MasterCard (NYSE: MA) is one of the most well known names in the world and the company is widely known for its financial services. However, it maintains that it is still a tech business first because of its standing as a tech company in a global payments industry, using innovative technology that keeps it one step ahead of its competition.
Mastercard has had several innovative breakthroughs in tech in the last few years including contactless payments, Mastercard in Control, which allows users control of how, where, and when cards are issued under their name or business, and a tool that streamlines checkout processes, especially for E-Commerce business owners.
Mastercard has made significant strides in technology, and it is one of the largest payment processors in the world, which has made it a goldmine for investors.
If you invested R10 000 in MasterCard in 2006 with its IPO, how much money would you have now?

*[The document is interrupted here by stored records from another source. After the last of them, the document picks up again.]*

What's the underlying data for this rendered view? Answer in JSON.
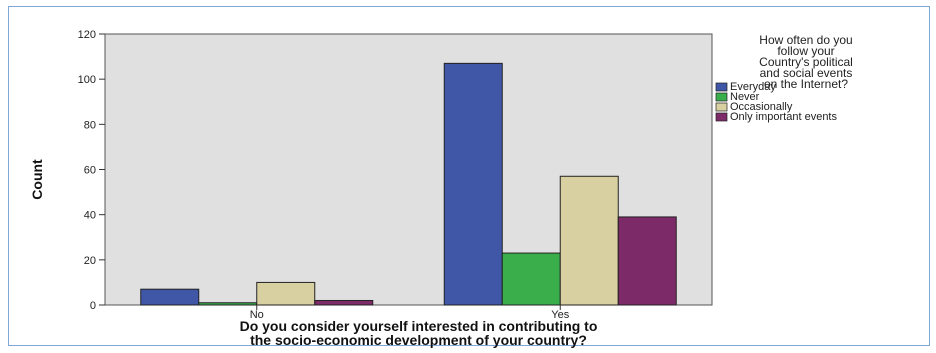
{
  "chart_data": {
    "type": "bar",
    "categories": [
      "No",
      "Yes"
    ],
    "series": [
      {
        "name": "Everyday",
        "values": [
          7,
          107
        ],
        "color": "#3f57a6"
      },
      {
        "name": "Never",
        "values": [
          1,
          23
        ],
        "color": "#3aae4a"
      },
      {
        "name": "Occasionally",
        "values": [
          10,
          57
        ],
        "color": "#d8d0a0"
      },
      {
        "name": "Only important events",
        "values": [
          2,
          39
        ],
        "color": "#7c2a68"
      }
    ],
    "ylabel": "Count",
    "xlabel_lines": [
      "Do you consider yourself interested in contributing to",
      "the socio-economic development of your country?"
    ],
    "legend_title_lines": [
      "How often do you",
      "follow your",
      "Country's political",
      "and social events",
      "on the Internet?"
    ],
    "ylim": [
      0,
      120
    ],
    "yticks": [
      0,
      20,
      40,
      60,
      80,
      100,
      120
    ],
    "plot_background": "#e0e0e0",
    "legend_position": "right"
  }
}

Mastercard filed its paperwork for its initial public offering (IPO) in May 2006 during a time when its plastic bank cards were already being accepted at more than 24 million locations around the world. Even before its IPO, Mastercard already saw revenues of $2.593 billion (38 billion ZAR) in 2004 and $2.938 (43 billion ZAR) billion in 2005. Mastercard’s shares were priced at $39 (574.41 ZAR) per share, which means that you could have bought 17 MA shares.
At the time of writing, Mastercard shares are $355.73 (5,239.33 ZAR) per share, which means that your 17 shares would be worth $6,047.41, or R89,068.61, giving you an overall increase of 812% in the past 15 years.
Despite many challenges that are faced with the Covid-19 pandemic, Mastercard has shown consistent performance, with increased growth forecasted for this tech business.